The implementation follows the idea of sorting strings into two structural groups and then simulating the concatenation. The running balance is updated after each string, and inside each string we check whether prefix endpoints are valid by ensuring the balance never becomes negative and recording every time it returns to zero.

A subtle point is that internal scanning must respect the current global balance, not restart from zero. This is why each character updates a temporary balance starting from the global state before entering the string.

Another important detail is that every time the temporary balance becomes zero, we increment the answer immediately, since that corresponds exactly to a valid prefix endpoint in the full concatenation.

Worked Examples

Consider a small case with three strings:

“(”, “)()”, “()”

We compute their net balances and internal prefix structures and then apply ordering. Suppose the chosen order is “(” + “()” + “)()”.

We track the evolution:

Step String Balance before Balance after Valid prefix count
1 "(" 0 1 0
2 "()" 1 1 1
3 ")()" 1 1 1

The first valid prefix occurs inside “()” when the global balance returns to zero. The trace shows that internal structure is essential, since no valid prefix occurs at string boundaries alone.

Now consider a case where ordering changes outcomes:

“()”, “)(”, “()”

If we place “)(” first, the balance drops immediately and destroys many potential valid prefixes. If we place balanced strings first, we preserve higher balance early and create more opportunities for returns to zero.

Step String Balance before Balance after Valid prefix count
1 "()" 0 0 1
2 "()" 0 0 2
3 ")(" 0 0 2

This shows how keeping balance non-negative early maximizes opportunities for additional valid returns.

Complexity Analysis

Measure Complexity Explanation
Time O(n log n + L) sorting n strings and single linear scan over all characters
Space O(L) storing prefix information for all strings

The constraints allow up to 4⋅10^5 characters, so linear processing of all characters is necessary. The logarithmic factor from sorting n ≤ 20 is negligible, and the algorithm fits comfortably within limits.

Test Cases

import sys, io

def run(inp: str) -> str:
    sys.stdin = io.StringIO(inp)
    return sys.stdout.getvalue() if False else ""

# Since full solution is embedded, we demonstrate structure only

# minimal case
# assert run("1\n()\n") == "1"

# all balanced
# assert run("3\n()\n()\n()\n") == "3"

# mixed case
# assert run("3\n()\n)(\n()()\n") == "2"

# heavily unbalanced
# assert run("2\n(((\n)))\n") == "0"
Test input Expected output What it validates
single balanced 1 base case correctness
all balanced strings n maximal accumulation
mixed signs >0 ordering effect
extreme imbalance 0 handling of invalid prefixes

Edge Cases

One important edge case is when a string starts with a closing bracket, for example “)(”. Even if its net balance is zero, placing it early can immediately destroy validity by dropping the global balance below zero. The algorithm handles this by classifying it into the more constrained group and placing it later relative to safer strings.

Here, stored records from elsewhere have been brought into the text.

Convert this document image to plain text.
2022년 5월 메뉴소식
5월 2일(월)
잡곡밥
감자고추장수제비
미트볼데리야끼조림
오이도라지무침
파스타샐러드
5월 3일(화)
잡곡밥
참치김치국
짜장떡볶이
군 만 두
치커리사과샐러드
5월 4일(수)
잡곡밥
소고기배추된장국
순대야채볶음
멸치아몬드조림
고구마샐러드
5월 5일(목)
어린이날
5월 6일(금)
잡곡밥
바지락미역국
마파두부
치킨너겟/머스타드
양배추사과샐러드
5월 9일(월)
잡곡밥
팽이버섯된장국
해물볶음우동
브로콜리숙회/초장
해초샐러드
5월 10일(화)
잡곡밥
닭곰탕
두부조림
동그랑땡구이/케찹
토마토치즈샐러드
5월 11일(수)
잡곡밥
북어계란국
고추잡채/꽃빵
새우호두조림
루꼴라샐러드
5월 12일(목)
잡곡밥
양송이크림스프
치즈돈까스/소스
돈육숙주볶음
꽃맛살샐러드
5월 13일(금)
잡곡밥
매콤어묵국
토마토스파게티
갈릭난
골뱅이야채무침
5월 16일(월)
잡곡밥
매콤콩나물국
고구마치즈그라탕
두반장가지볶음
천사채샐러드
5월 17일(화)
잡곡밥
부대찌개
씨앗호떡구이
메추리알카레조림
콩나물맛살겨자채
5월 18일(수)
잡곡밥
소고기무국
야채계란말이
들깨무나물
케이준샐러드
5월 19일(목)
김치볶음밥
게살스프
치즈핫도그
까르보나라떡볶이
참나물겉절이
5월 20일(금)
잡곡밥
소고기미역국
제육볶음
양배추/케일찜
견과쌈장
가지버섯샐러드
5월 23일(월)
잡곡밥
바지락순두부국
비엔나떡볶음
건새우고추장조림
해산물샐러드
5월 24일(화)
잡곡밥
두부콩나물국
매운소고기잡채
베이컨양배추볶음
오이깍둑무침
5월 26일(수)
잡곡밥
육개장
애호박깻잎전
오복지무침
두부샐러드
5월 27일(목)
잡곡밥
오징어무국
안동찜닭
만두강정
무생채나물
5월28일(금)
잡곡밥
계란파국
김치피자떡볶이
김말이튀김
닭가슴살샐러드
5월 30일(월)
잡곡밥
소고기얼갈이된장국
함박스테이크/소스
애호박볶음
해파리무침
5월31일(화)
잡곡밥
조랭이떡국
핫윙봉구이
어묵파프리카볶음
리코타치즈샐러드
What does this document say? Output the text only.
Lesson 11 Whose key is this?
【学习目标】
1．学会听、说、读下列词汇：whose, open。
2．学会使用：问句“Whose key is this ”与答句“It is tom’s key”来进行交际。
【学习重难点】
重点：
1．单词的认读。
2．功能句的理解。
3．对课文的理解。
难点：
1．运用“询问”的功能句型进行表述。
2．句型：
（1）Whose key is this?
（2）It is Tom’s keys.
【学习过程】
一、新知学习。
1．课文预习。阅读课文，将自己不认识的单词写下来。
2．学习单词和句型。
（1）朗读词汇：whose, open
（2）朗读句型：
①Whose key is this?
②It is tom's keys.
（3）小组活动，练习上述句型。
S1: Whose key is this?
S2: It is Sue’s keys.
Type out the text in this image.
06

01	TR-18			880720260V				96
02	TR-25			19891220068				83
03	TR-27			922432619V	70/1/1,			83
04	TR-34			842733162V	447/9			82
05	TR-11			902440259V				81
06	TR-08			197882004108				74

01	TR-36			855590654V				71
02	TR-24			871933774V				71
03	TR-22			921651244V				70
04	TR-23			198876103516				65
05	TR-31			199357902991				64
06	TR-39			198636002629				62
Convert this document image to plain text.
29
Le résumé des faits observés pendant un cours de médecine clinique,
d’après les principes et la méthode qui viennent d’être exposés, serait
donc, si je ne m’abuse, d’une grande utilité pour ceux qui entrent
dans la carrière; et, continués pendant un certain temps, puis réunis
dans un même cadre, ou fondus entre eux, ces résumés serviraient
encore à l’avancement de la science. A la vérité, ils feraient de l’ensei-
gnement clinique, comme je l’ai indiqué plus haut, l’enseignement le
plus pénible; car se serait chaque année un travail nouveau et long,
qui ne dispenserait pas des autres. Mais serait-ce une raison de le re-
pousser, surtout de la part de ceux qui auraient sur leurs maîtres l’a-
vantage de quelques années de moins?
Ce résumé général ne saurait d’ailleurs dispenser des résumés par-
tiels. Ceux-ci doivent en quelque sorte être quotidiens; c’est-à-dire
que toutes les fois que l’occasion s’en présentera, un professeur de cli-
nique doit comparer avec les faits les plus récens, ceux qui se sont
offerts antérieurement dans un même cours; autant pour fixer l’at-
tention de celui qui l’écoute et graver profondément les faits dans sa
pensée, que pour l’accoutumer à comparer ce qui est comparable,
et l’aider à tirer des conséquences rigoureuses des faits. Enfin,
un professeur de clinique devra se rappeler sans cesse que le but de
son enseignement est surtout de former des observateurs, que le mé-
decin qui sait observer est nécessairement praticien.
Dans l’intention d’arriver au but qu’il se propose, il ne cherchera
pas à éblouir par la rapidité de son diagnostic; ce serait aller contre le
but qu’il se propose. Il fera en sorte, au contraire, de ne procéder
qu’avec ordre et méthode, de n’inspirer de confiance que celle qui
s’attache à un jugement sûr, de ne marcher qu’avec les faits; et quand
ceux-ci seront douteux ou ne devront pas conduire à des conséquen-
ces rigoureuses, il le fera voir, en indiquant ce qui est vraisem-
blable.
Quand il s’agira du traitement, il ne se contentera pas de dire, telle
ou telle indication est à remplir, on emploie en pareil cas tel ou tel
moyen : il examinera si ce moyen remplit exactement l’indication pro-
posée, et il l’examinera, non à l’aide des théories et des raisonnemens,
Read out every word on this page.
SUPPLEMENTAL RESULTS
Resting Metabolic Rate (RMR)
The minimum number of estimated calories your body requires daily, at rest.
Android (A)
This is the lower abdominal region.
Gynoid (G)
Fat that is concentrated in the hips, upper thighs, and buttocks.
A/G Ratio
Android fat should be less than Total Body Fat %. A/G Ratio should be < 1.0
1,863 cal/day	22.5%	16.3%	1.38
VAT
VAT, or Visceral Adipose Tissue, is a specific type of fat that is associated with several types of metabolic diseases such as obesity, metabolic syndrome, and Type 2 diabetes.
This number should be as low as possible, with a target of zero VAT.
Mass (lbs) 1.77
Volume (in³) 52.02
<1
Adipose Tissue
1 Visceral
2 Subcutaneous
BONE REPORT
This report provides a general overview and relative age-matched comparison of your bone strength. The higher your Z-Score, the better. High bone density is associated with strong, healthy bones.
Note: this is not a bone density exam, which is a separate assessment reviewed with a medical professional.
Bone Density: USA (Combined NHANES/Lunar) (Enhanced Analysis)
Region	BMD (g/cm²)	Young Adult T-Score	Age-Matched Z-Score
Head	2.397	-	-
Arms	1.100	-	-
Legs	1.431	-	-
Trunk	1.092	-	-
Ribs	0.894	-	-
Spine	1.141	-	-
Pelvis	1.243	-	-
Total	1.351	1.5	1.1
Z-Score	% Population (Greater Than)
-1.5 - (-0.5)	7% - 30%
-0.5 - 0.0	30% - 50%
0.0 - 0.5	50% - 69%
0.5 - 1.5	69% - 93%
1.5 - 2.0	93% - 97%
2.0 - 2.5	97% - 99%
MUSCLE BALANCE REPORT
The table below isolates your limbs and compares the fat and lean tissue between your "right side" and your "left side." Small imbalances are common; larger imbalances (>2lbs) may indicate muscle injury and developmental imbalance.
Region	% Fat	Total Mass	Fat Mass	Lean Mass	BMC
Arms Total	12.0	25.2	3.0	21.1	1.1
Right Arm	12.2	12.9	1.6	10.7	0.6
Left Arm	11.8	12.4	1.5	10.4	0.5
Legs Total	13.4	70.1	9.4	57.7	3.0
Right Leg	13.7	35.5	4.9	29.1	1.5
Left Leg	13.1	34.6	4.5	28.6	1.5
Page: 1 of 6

Another edge case is a string that is fully balanced but contains many internal valid prefix points, such as “(()())”. These should be placed early because they can generate multiple contributions while the global balance is still stable. The sorting by prefix minimum ensures such strings are prioritized appropriately.

A third edge case is a long sequence of small negative-delta strings. Individually they may look harmless, but combined they can quickly push the balance below zero. The ordering rule based on minPref − Δ ensures that strings with worse cumulative damage are delayed, preventing early collapse and preserving future valid prefix opportunities.